All signals must be properly combined and weighted in order to create a reliable result.
For example, in a short article written by reputable authors, the wordcount signal will not carry as much importance, and will be partially cancelled out by a high authorship signal. This automatic adjustment of signals cannot be done manually making the project perfect for a machine learning application.
‘The machine learning aspect also ensures that NQS doesn’t only benefit big news organisations with established authors and recognised brands, but also newcomers.’
Filloux gave an example of an ex-engineer turned blogger writing about glass in architecture, which is an extremely narrow and niche domain. If the piece is well written, structured, and has a novel approach, the system should in an ideal world, give it the best possible rank. The Publication quality and authorship signal would carry a lower weight, and signals about the density of information would all score highly and carry more weight.
In order to provide more reliable information about authorship, Filloux wanted to originally build a ‘whitelist’ of journalists and bloggers, as he believes that bloggers in particular can make a big change in the world of news through providing more ambitious and niche content.
His aim was to create a database of the social footprint of each writer: are other journalists and experts following them? What does their LinkedIn resume say about them: where have they worked and have they been awarded any prizes?
Unfortunately no official body awarding prizes was able to provide him with a list of laureates and nominees of the last ten years making it incredibly difficult for him or anyone else to keep track of serious and ambitious journalists.

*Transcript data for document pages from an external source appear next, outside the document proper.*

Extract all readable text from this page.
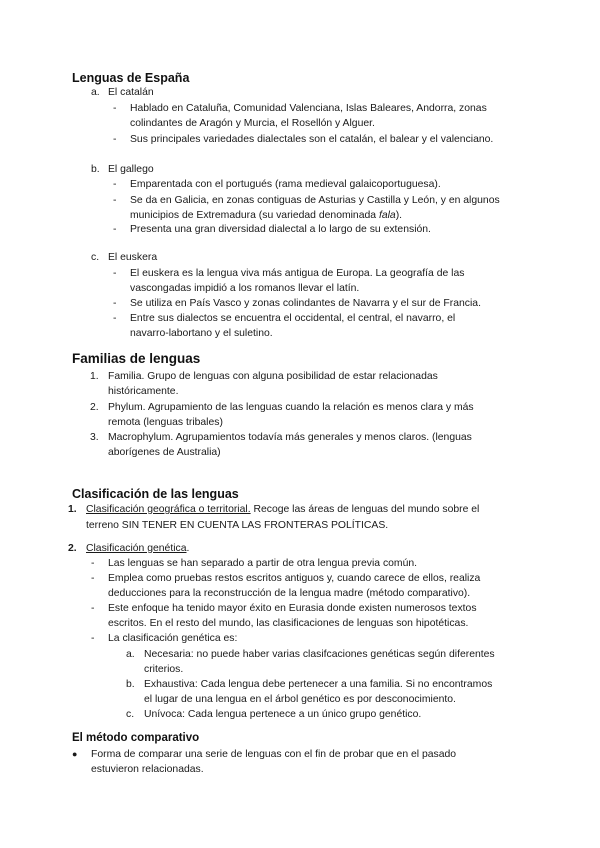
Lenguas de España
a. El catalán
- Hablado en Cataluña, Comunidad Valenciana, Islas Baleares, Andorra, zonas
colindantes de Aragón y Murcia, el Rosellón y Alguer.
- Sus principales variedades dialectales son el catalán, el balear y el valenciano.
b. El gallego
- Emparentada con el portugués (rama medieval galaicoportuguesa).
- Se da en Galicia, en zonas contiguas de Asturias y Castilla y León, y en algunos
municipios de Extremadura (su variedad denominada fala).
- Presenta una gran diversidad dialectal a lo largo de su extensión.
c. El euskera
- El euskera es la lengua viva más antigua de Europa. La geografía de las
vascongadas impidió a los romanos llevar el latín.
- Se utiliza en País Vasco y zonas colindantes de Navarra y el sur de Francia.
- Entre sus dialectos se encuentra el occidental, el central, el navarro, el
navarro-labortano y el suletino.
Familias de lenguas
1. Familia. Grupo de lenguas con alguna posibilidad de estar relacionadas
históricamente.
2. Phylum. Agrupamiento de las lenguas cuando la relación es menos clara y más
remota (lenguas tribales)
3. Macrophylum. Agrupamientos todavía más generales y menos claros. (lenguas
aborígenes de Australia)
Clasificación de las lenguas
1. Clasificación geográfica o territorial. Recoge las áreas de lenguas del mundo sobre el
terreno SIN TENER EN CUENTA LAS FRONTERAS POLÍTICAS.
2. Clasificación genética.
- Las lenguas se han separado a partir de otra lengua previa común.
- Emplea como pruebas restos escritos antiguos y, cuando carece de ellos, realiza
deducciones para la reconstrucción de la lengua madre (método comparativo).
- Este enfoque ha tenido mayor éxito en Eurasia donde existen numerosos textos
escritos. En el resto del mundo, las clasificaciones de lenguas son hipotéticas.
- La clasificación genética es:
a. Necesaria: no puede haber varias clasifcaciones genéticas según diferentes
criterios.
b. Exhaustiva: Cada lengua debe pertenecer a una familia. Si no encontramos
el lugar de una lengua en el árbol genético es por desconocimiento.
c. Unívoca: Cada lengua pertenece a un único grupo genético.
El método comparativo
● Forma de comparar una serie de lenguas con el fin de probar que en el pasado
estuvieron relacionadas.
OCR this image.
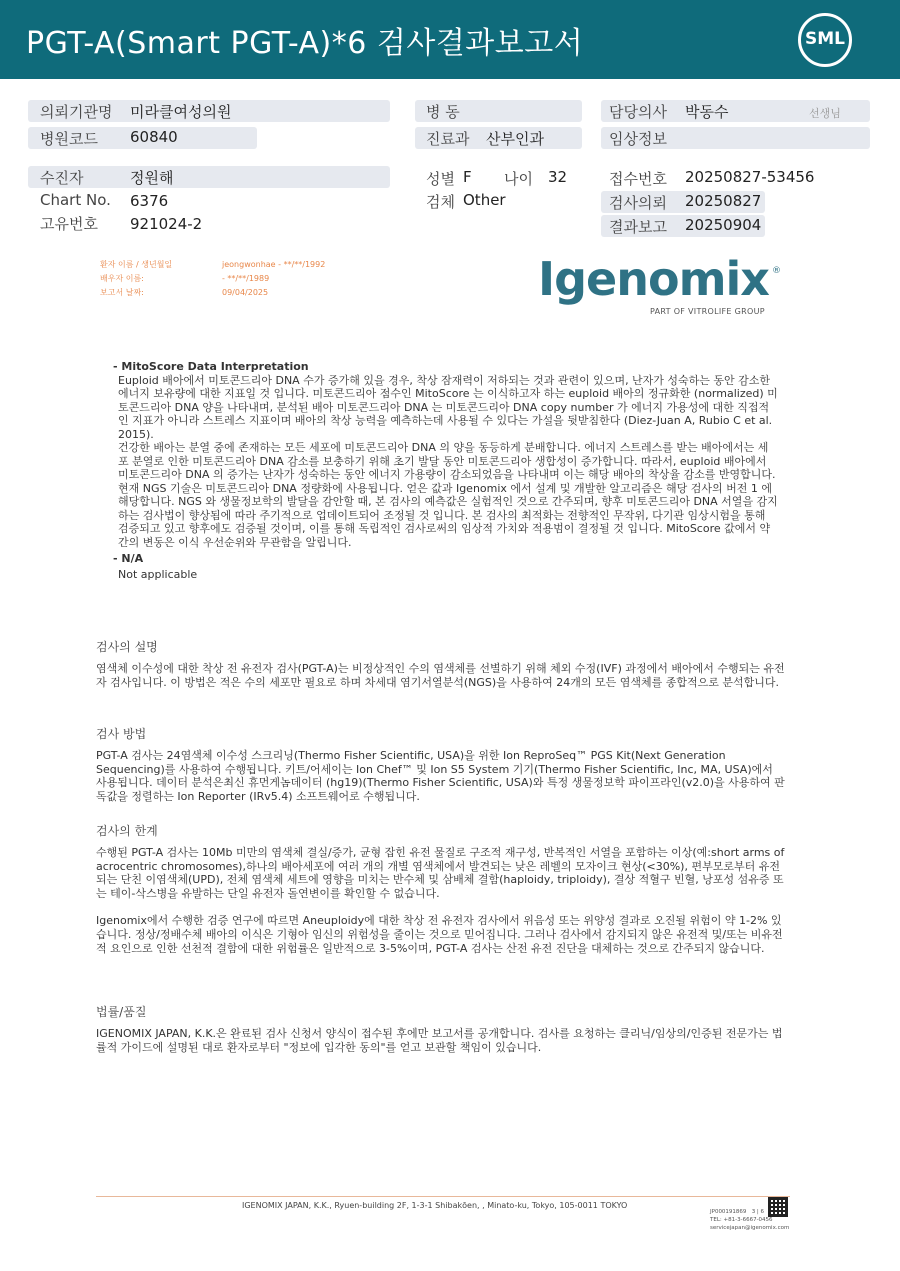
PGT-A(Smart PGT-A)*6 검사결과보고서	SML
의뢰기관명 미라클여성의원
병원코드 60840
수진자	정원해
Chart No. 6376
고유번호 921024-2
병 동
진료과 산부인과
성별 F 나이 32
검체 Other
담당의사 박동수	선생님
임상정보
접수번호 20250827-53456
검사의뢰 20250827
결과보고 20250904
환자 이름 / 생년월일	jeongwonhae - **/**/1992
배우자 이름:	- **/**/1989
보고서 날짜:	09/04/2025	Igenomix ®
PART OF VITROLIFE GROUP
- MitoScore Data Interpretation
Euploid 배아에서 미토콘드리아 DNA 수가 증가해 있을 경우, 착상 잠재력이 저하되는 것과 관련이 있으며, 난자가 성숙하는 동안 감소한 에너지 보유량에 대한 지표일 것 입니다. 미토콘드리아 점수인 MitoScore 는 이식하고자 하는 euploid 배아의 정규화한 (normalized) 미토콘드리아 DNA 양을 나타내며, 분석된 배아 미토콘드리아 DNA 는 미토콘드리아 DNA copy number 가 에너지 가용성에 대한 직접적인 지표가 아니라 스트레스 지표이며 배아의 착상 능력을 예측하는데 사용될 수 있다는 가설을 뒷받침한다 (Diez-Juan A, Rubio C et al. 2015).
건강한 배아는 분열 중에 존재하는 모든 세포에 미토콘드리아 DNA 의 양을 동등하게 분배합니다. 에너지 스트레스를 받는 배아에서는 세포 분열로 인한 미토콘드리아 DNA 감소를 보충하기 위해 초기 발달 동안 미토콘드리아 생합성이 증가합니다. 따라서, euploid 배아에서 미토콘드리아 DNA 의 증가는 난자가 성숙하는 동안 에너지 가용량이 감소되었음을 나타내며 이는 해당 배아의 착상율 감소를 반영합니다.
현재 NGS 기술은 미토콘드리아 DNA 정량화에 사용됩니다. 얻은 값과 Igenomix 에서 설계 및 개발한 알고리즘은 해당 검사의 버전 1 에 해당합니다. NGS 와 생물정보학의 발달을 감안할 때, 본 검사의 예측값은 실험적인 것으로 간주되며, 향후 미토콘드리아 DNA 서열을 감지하는 검사법이 향상됨에 따라 주기적으로 업데이트되어 조정될 것 입니다. 본 검사의 최적화는 전향적인 무작위, 다기관 임상시험을 통해 검증되고 있고 향후에도 검증될 것이며, 이를 통해 독립적인 검사로써의 임상적 가치와 적용범이 결정될 것 입니다. MitoScore 값에서 약간의 변동은 이식 우선순위와 무관함을 알립니다.
- N/A
Not applicable
검사의 설명
염색체 이수성에 대한 착상 전 유전자 검사(PGT-A)는 비정상적인 수의 염색체를 선별하기 위해 체외 수정(IVF) 과정에서 배아에서 수행되는 유전자 검사입니다. 이 방법은 적은 수의 세포만 필요로 하며 차세대 염기서열분석(NGS)을 사용하여 24개의 모든 염색체를 종합적으로 분석합니다.
검사 방법
PGT-A 검사는 24염색체 이수성 스크리닝(Thermo Fisher Scientific, USA)을 위한 Ion ReproSeq™ PGS Kit(Next Generation Sequencing)를 사용하여 수행됩니다. 키트/어세이는 Ion Chef™ 및 Ion S5 System 기기(Thermo Fisher Scientific, Inc, MA, USA)에서 사용됩니다. 데이터 분석은최신 휴먼게놈데이터 (hg19)(Thermo Fisher Scientific, USA)와 특정 생물정보학 파이프라인(v2.0)을 사용하여 판독값을 정렬하는 Ion Reporter (IRv5.4) 소프트웨어로 수행됩니다.
검사의 한계
수행된 PGT-A 검사는 10Mb 미만의 염색체 결실/증가, 균형 잡힌 유전 물질로 구조적 재구성, 반복적인 서열을 포함하는 이상(예:short arms of acrocentric chromosomes),하나의 배아세포에 여러 개의 개별 염색체에서 발견되는 낮은 레벨의 모자이크 현상(<30%), 편부모로부터 유전되는 단친 이염색체(UPD), 전체 염색체 세트에 영향을 미치는 반수체 및 삼배체 결함(haploidy, triploidy), 결상 적혈구 빈혈, 낭포성 섬유증 또는 테이-삭스병을 유발하는 단일 유전자 돌연변이를 확인할 수 없습니다.
Igenomix에서 수행한 검증 연구에 따르면 Aneuploidy에 대한 착상 전 유전자 검사에서 위음성 또는 위양성 결과로 오진될 위험이 약 1-2% 있습니다. 정상/정배수체 배아의 이식은 기형아 임신의 위험성을 줄이는 것으로 믿어집니다. 그러나 검사에서 감지되지 않은 유전적 및/또는 비유전적 요인으로 인한 선천적 결함에 대한 위험률은 일반적으로 3-5%이며, PGT-A 검사는 산전 유전 진단을 대체하는 것으로 간주되지 않습니다.
법률/품질
IGENOMIX JAPAN, K.K.은 완료된 검사 신청서 양식이 접수된 후에만 보고서를 공개합니다. 검사를 요청하는 클리닉/임상의/인증된 전문가는 법률적 가이드에 설명된 대로 환자로부터 "정보에 입각한 동의"를 얻고 보관할 책임이 있습니다.
IGENOMIX JAPAN, K.K., Ryuen-building 2F, 1-3-1 Shibakōen, , Minato-ku, Tokyo, 105-0011 TOKYO
JP000191869 3 | 6
TEL: +81-3-6667-0456
servicejapan@igenomix.com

The automated weighting system is all the more important to provide accurate scores, seeing as there is not enough information about authorship to create a solid ‘whitelist of journalists’.
Keeping readers on site is a key objective for NQS
Filloux says that recommended content or curated reading is an excellent way for a publication to convey trustworthiness and create engagement by making readers stay on a page for longer.
In most news organisations, the selection of recommended articles (‘related stories’) is often done manually with a very limited filtering process, leaving the outlet with questionable or poor quality links to articles. Netflix, on the other hand, is a service that successfully targets viewers with related content, leading them to watch more and therefore ensuring greater brand loyalty. ‘However, the Netflix recommendation engine is manned by 300 people and costs $300 million a year to operate’, says Filloux.
NQS can help publishers build bundles of premium content; including related pieces, elements form the current news cycle, and pieces lifted from a publication’s archives based on quality scoring, which can be used as high quality recommended content.
Food for thought — there’s a lingering news problem NQS can’t fix.
NQS aims to ‘improve the news system’, which has been compromised by the emergence of super platforms, the expectation that information should be free, and a drastic change in reading habits.
However, not all problems have been brought about by the Internet:
Filloux believes that ‘the elitist bubble has killed the ability of journalists to look at their environment in a reliable way.’ There’s a disconnect between the social structure of the newsroom and the readership.
The riots in the outskirts of Paris in 2004 paint a clear picture of this problem: Le Monde widely publicised the fact that they had fixers in place to help its own reporters to cover the events happening outside the periphery of Paris, the same way they would be used to report in Kabul and Baghdad. This shows that in some instances, journalists in established newsrooms are so cut off from the rest of the population that they are unable to report on the true state of their own country.